Now 54, Mya Aye has been in and out of prison for his activism ever since.
He is among more than a dozen activists and pro-democracy figures who have been detained by the new regime this week, according to the Assistance Association for Political Prisoners (AAPP).
The Yangon-based monitoring group says more than 130 officials and lawmakers have also been nabbed, with other arrest reports yet to be confirmed.
It is unclear whether more detentions will follow, but news of the arrests has already cast a pall of fear over the country.
“Activists and independent journalists have fled their homes and are now in hiding after receiving tip-offs that… they could be arrested at any time,” said Phil Robertson of Human Rights Watch.
Before the generals loosened their grip on the country in 2011, Myanmar had been ruled by the military for 49 consecutive years.
Its tentative move to democracy and opening to the outside world meant a sudden flood of cheap SIM cards, giving an information-hungry people access to mobile internet at the same time as decades-old censorship laws were relaxed.
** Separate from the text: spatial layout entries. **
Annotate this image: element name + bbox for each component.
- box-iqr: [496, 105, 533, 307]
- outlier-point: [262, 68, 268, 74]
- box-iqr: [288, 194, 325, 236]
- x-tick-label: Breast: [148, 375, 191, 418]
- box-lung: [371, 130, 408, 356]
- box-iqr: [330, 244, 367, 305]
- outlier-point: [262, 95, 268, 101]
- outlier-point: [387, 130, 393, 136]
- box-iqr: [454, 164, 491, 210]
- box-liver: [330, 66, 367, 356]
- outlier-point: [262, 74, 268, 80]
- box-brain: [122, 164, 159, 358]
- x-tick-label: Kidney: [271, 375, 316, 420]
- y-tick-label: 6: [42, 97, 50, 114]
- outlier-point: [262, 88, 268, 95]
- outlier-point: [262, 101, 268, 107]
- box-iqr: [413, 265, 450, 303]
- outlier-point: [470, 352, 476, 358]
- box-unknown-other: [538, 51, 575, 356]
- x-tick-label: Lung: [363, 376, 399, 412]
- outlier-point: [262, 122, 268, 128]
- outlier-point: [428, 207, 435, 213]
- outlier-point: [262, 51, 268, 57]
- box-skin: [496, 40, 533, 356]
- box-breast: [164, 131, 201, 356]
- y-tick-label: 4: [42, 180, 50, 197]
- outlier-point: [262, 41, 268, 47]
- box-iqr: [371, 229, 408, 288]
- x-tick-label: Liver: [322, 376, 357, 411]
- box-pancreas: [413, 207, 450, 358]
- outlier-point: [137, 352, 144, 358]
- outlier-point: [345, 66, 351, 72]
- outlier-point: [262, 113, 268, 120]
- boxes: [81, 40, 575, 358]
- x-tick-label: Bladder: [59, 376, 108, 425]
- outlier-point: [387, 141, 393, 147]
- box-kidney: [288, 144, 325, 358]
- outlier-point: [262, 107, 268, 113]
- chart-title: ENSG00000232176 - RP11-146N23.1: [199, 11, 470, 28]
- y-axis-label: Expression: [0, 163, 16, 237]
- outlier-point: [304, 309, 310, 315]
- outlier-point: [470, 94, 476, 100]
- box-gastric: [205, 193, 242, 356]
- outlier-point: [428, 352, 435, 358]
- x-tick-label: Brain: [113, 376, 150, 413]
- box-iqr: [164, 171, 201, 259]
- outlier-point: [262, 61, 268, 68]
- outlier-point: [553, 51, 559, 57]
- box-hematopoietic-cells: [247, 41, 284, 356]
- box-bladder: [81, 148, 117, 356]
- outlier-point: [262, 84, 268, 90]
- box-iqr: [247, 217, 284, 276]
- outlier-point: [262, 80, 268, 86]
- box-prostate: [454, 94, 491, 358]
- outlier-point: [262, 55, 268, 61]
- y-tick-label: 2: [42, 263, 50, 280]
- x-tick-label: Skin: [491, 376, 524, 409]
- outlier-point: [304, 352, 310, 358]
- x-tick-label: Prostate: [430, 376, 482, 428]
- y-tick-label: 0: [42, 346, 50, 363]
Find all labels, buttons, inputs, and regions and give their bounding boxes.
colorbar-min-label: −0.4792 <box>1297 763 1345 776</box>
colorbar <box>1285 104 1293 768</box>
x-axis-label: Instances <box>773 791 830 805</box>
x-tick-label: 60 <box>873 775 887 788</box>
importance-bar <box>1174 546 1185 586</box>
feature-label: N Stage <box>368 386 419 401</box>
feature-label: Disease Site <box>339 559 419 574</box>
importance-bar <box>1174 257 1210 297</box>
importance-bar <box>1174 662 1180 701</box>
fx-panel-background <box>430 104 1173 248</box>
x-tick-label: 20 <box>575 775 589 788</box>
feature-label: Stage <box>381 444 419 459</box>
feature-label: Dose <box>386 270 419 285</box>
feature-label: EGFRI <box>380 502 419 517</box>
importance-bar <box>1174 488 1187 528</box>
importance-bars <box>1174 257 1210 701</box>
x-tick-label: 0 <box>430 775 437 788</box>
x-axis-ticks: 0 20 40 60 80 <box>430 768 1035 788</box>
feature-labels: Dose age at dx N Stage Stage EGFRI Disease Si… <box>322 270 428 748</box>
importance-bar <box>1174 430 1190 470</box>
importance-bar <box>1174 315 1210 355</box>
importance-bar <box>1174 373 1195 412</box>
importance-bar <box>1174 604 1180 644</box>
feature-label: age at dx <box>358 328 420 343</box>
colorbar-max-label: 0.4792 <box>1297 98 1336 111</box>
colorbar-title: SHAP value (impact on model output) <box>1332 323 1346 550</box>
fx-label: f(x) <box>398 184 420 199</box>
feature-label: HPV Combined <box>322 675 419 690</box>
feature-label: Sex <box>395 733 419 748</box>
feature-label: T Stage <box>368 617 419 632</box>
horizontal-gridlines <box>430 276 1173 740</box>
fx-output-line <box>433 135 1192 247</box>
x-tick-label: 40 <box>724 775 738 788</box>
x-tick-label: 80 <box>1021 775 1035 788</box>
But by Saturday, Myanmar had been plunged into its second internet shutdown of the week, almost completely halting the frenetic flow of news out of the country.
Relatives of prominent dissidents are also scared to fall afoul of the new military administration, making it difficult to confirm other rumoured arrests.
For the nephew of Min Htin Ko Ko Gyi, a filmmaker previously jailed for criticising Myanmar’s military-drafted constitution, it is clear his uncle was nabbed the night of the coup because of his high standing with the public.
“I think they arrested all dissidents who could share the right information to the public,” said Khaung Satt Naing, adding that authorities refuse to share his uncle’s whereabouts.
Po Po, the wife of a former prominent student union leader who was detained on Monday, said she had not heard from her husband and was worried about his health.
But she told she fully supported Min Thway Thit’s championing of the democratic cause.
“A military coup means we’re going backwards… I want to call for the immediate release of (all) who are currently arrested,” she said.
‘Not the life we want’
Her calls have been echoed by the international community, including US President Joe Biden who have demanded the generals “relinquish power”.
Wai Hnin Pwint Thon — herself an activist with the Burma Campaign UK lobby group — says Western countries need to impose new targeted sanctions to military-linked institutions and businesses.
She says she does not want other Myanmar people to live through the imprisonment of their loved ones.
“The first time I saw my dad was when I was four years old through iron bars at Insein prison,” said the 32-year-old, who still has no idea about her father’s current whereabouts.
“The next generation (could) live through this again,” she added. “Children will go see their parents behind bars — this is not the life we want.”